After developing mild cerebral edema from being strapped flat on his back in a spinning chair, space shuttle payload commander Richard M. Linnehan admitted that being a human guinea pig in space has its drawbacks.
Overall, Dr. Linnehan, keynote speaker at the Harvard-MIT Division of Health Sciences and Technology's (HST) annual forum last Thursday, was upbeat about his roles as an experiment operator and an experiment subject on the 1996 Life Sciences and Microgravity Spacelab mission and the 1998 Neurolab. Laurence R. Young, Apollo Program Professor of Aeronautics and chair of the panel discussion following Dr. Linnehan's talk, described Dr. Linnehan as "one of several highly trained scientists who served as the eyes and hands and brain" of researchers who designed the experiments to gauge the effects of weightlessness on humans and animals.
Professor Young is director of the new National Space Biomedical Research Institute, a consortium devoted to developing an understanding of and countermeasures to mitigate the effects of long-term space flight. Experiments such as those conducted by Dr. Linnehan will be critically important to the success of a future mission to Mars, which will take humans in zero gravity for unprecedented amounts of time, he said. The results also are relevant to earthbound populations.
To provide students an opportunity to present and discuss their work, HST established an annual scientific symposium in 1987 called the HST Forum. This year's forum included a student poster session in the atrium of Building E25, a plenary session at the Marriott Hotel, a reception and dinner.
WILLING SUBJECTS
Besides the experiment that spun the shuttle astronauts on their backs, Dr. Linnehan, a veterinarian, and his colleagues aboard the shuttle carried out experiments on rats who were so young when they boarded the shuttle that they spent most of their early lives in zero gravity. The baby rats learned how to grab onto bars to keep from free-floating in space, and like the astronauts, who moved around the cramped quarters with subtle, slow movements to keep from spinning out of control, they learned to get around primarily by moving only their front limbs.
There were experiments involving crickets and fish as well as sleep experiments on the human subjects, who slept in what Dr. Linnehan described as "casket-like" quarters that lined the sides of the orbiter. In an experiment designed by Dr. Charles M. Oman, senior research engineer in the Department of Aeronautics and Astronautics and director of the Man Vehicle Lab, the astronauts were forced to spin rapidly with their eyes open--not one of their favorite experiments, Dr.
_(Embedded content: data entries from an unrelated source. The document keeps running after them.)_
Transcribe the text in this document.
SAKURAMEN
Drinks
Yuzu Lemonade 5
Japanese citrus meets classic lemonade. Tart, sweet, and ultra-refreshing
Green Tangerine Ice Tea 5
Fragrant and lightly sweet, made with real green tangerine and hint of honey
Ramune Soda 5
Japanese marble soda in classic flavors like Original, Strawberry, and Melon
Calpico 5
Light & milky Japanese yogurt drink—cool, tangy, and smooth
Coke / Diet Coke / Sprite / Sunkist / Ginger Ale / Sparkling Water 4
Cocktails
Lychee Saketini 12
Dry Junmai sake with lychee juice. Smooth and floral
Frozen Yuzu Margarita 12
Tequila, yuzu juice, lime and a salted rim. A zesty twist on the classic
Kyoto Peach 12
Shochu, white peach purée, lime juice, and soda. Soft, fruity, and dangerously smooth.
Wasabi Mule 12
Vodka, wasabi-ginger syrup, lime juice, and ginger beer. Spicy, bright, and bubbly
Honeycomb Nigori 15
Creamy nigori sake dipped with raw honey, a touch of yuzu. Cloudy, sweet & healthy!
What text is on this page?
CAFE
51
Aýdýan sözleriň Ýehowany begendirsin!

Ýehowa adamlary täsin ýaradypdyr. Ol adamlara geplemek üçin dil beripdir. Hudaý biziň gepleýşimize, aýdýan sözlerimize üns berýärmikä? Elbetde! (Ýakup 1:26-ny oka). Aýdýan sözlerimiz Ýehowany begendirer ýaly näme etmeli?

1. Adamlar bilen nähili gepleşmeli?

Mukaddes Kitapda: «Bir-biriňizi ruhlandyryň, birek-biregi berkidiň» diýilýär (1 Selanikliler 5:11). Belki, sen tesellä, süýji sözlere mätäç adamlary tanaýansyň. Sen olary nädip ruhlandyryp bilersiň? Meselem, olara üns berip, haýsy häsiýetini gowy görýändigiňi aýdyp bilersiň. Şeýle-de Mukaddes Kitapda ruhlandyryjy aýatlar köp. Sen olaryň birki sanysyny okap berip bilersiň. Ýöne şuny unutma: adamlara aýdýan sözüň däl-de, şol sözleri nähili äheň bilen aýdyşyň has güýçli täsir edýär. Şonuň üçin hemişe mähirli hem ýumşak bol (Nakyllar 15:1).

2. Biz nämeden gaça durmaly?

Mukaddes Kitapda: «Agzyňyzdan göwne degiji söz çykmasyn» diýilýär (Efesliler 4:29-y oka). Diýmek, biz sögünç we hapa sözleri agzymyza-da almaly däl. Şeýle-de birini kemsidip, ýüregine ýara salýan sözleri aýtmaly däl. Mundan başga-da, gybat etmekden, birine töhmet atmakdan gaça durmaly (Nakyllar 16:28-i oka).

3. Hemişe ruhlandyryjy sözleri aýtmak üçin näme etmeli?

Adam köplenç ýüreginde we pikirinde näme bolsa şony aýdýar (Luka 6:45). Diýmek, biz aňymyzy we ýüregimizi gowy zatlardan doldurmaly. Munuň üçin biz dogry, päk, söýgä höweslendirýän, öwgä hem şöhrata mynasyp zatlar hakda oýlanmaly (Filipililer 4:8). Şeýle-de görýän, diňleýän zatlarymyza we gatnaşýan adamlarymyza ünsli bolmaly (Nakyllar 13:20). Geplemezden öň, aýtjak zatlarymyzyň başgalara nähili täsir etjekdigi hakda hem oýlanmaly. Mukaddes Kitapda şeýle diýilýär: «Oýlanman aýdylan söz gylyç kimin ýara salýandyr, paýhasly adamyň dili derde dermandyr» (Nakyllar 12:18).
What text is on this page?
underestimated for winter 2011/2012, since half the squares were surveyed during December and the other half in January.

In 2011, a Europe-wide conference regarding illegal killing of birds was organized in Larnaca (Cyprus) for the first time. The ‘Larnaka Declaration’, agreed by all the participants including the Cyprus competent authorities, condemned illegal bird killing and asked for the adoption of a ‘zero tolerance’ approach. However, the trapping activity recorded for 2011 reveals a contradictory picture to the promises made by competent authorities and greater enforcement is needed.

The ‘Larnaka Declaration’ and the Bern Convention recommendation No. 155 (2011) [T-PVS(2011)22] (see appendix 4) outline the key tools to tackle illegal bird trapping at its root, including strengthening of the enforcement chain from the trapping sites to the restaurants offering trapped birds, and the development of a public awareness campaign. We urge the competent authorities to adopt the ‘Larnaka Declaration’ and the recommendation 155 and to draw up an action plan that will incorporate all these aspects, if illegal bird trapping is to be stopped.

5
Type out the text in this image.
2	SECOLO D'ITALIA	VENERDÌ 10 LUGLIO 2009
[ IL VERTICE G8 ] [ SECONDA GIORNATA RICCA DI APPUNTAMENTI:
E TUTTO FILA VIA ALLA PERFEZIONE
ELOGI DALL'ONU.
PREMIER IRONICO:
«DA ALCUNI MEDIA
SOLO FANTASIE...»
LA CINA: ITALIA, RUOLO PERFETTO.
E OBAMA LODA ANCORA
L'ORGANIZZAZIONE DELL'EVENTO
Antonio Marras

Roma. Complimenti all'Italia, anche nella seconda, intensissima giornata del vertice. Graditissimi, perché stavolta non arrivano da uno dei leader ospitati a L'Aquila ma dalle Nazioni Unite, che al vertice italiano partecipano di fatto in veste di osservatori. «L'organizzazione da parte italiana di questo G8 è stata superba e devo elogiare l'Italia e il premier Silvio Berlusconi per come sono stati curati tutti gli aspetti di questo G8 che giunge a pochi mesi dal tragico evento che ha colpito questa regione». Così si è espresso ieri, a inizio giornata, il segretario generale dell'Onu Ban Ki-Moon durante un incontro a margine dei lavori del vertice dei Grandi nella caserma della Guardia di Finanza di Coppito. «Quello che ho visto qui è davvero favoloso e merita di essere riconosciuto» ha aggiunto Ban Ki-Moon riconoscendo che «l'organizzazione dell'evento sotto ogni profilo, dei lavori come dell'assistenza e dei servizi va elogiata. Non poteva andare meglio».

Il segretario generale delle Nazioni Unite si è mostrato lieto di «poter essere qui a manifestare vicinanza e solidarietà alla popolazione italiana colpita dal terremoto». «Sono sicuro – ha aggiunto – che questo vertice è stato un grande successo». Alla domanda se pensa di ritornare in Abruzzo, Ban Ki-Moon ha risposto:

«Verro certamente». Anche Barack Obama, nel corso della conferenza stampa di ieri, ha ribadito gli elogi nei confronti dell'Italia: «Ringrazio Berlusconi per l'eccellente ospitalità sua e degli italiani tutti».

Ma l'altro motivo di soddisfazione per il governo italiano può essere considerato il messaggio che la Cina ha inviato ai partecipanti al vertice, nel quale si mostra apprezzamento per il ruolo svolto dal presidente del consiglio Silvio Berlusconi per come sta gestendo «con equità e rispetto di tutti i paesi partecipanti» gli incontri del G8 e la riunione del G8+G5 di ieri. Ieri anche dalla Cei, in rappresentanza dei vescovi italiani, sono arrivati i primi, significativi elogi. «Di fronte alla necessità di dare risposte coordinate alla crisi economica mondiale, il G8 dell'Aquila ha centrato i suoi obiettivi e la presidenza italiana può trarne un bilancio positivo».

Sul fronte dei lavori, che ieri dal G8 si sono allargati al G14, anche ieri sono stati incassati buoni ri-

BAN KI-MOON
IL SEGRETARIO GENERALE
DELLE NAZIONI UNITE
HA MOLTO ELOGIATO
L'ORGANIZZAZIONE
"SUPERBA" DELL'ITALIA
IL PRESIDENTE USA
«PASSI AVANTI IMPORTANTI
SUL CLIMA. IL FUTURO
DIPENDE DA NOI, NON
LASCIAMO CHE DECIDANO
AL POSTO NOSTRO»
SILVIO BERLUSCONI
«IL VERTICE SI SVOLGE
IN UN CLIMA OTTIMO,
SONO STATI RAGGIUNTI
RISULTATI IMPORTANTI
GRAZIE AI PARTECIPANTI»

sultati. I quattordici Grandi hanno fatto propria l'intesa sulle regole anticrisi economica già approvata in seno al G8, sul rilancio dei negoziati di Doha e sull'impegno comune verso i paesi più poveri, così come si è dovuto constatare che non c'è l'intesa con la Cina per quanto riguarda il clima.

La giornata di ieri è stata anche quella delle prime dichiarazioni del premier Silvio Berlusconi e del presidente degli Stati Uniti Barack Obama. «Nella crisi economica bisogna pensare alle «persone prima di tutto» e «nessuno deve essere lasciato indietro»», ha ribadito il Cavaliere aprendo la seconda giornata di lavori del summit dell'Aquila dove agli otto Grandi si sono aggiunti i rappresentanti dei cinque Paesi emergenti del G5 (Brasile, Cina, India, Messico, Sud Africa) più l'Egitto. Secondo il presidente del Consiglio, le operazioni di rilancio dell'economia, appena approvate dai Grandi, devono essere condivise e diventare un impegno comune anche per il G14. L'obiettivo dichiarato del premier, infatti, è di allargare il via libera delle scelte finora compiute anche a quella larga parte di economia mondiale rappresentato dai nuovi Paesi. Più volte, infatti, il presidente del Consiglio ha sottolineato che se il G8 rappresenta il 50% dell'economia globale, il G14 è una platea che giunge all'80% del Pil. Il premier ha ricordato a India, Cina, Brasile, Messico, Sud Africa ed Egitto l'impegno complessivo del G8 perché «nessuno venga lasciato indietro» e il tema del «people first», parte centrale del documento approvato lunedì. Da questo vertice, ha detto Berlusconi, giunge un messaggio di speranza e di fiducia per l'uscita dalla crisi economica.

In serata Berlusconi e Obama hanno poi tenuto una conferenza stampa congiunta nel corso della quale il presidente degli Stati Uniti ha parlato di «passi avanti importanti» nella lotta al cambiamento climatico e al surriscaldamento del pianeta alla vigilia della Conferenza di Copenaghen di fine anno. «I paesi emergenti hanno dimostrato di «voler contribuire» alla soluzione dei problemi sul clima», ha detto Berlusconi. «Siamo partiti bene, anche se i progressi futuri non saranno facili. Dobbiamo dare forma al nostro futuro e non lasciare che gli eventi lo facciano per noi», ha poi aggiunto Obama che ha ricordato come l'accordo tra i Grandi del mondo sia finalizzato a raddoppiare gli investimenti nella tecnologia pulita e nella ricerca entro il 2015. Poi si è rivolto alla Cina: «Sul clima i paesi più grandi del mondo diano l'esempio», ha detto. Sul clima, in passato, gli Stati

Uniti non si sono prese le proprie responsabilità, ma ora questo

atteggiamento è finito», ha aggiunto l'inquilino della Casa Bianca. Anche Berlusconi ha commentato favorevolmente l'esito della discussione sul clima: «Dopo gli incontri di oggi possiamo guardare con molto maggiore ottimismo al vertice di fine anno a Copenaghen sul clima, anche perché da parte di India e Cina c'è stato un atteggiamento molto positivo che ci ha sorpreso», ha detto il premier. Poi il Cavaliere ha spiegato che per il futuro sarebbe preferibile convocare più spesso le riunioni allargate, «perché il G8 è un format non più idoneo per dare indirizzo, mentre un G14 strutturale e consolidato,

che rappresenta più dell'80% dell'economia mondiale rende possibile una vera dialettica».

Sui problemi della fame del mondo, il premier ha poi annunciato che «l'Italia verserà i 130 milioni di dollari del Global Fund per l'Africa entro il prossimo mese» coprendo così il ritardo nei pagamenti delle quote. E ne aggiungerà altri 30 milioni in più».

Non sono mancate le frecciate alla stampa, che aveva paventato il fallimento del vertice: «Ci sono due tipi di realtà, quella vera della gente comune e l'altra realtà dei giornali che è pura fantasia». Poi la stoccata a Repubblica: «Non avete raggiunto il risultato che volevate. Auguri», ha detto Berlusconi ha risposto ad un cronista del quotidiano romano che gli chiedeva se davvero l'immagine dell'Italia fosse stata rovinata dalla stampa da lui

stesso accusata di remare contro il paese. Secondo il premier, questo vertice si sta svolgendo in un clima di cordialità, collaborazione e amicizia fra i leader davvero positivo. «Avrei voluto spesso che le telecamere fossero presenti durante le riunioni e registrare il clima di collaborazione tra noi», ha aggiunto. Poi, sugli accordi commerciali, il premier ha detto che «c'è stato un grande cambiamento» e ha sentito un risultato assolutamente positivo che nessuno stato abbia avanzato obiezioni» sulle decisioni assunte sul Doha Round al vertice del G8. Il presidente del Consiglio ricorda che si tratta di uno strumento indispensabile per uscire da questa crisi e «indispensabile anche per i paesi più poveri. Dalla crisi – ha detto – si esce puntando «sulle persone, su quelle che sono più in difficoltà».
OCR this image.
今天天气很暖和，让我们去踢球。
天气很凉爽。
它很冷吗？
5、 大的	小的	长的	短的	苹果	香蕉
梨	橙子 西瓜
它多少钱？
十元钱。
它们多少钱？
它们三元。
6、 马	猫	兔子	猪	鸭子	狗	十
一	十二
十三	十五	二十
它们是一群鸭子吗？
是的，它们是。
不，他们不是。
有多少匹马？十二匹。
Linnehan reported.
Dr. Oman has long been interested in the connection between the human inner ear and balance. He said space sickness was such a major concern in early manned space flights that it put the Russian space program on hold for a year. Dr. Oman added that scientists have learned a lot since then about motion sickness in space, which also applies to motion sickness closer to home. It turns out, he said, that head movement and visual cues have a lot to do with the problem.
After the talk by Dr. Linnehan, a panel discussion chaired by Professor Young explored how the space shuttle experiments can help provide valuable knowledge in fields unrelated to space travel. For instance, panelist Charles A. Czeisler, professor of medicine at Harvard Medical School, described how his sleep research, which was carried out on missions STS-90 and STS-95, can help scientists understand how our internal clocks get "reset" as we grow older. Like aging people, astronauts tend to lose some sleep each night. The cumulative effect of this sleep loss could be as serious for earthbound individuals as for astronauts on Mars missions that last for months at a time.
Resetting an internal clock also is important to shift workers who need to sleep in the daytime and work at night.
Other panelists were Richard J. Cohen, the Whitaker Professor in Biomedical Engineering, and principal research scientist Gordana V. Vunjak-Novakovic, both of HST. Dr. Cohen is director of the NASA Center for Quantitative Cardiovascular Physiology, Modeling and Data Analysis, which he founded to improve the understanding of cardiovascular function and the effects of space flight on cardiovascular function. Dr. Vunjak-Novakovic is supervising research teams working on two NASA-funded projects: tissue engineering of musculoskeletal and cardiovascular tissues, and the scientific design and testing of the cell culture unit to be used aboard the International Space Station.
A version of this article appeared in the March 10, 1999 issue of MIT Tech Talk (Volume 43, Number 22).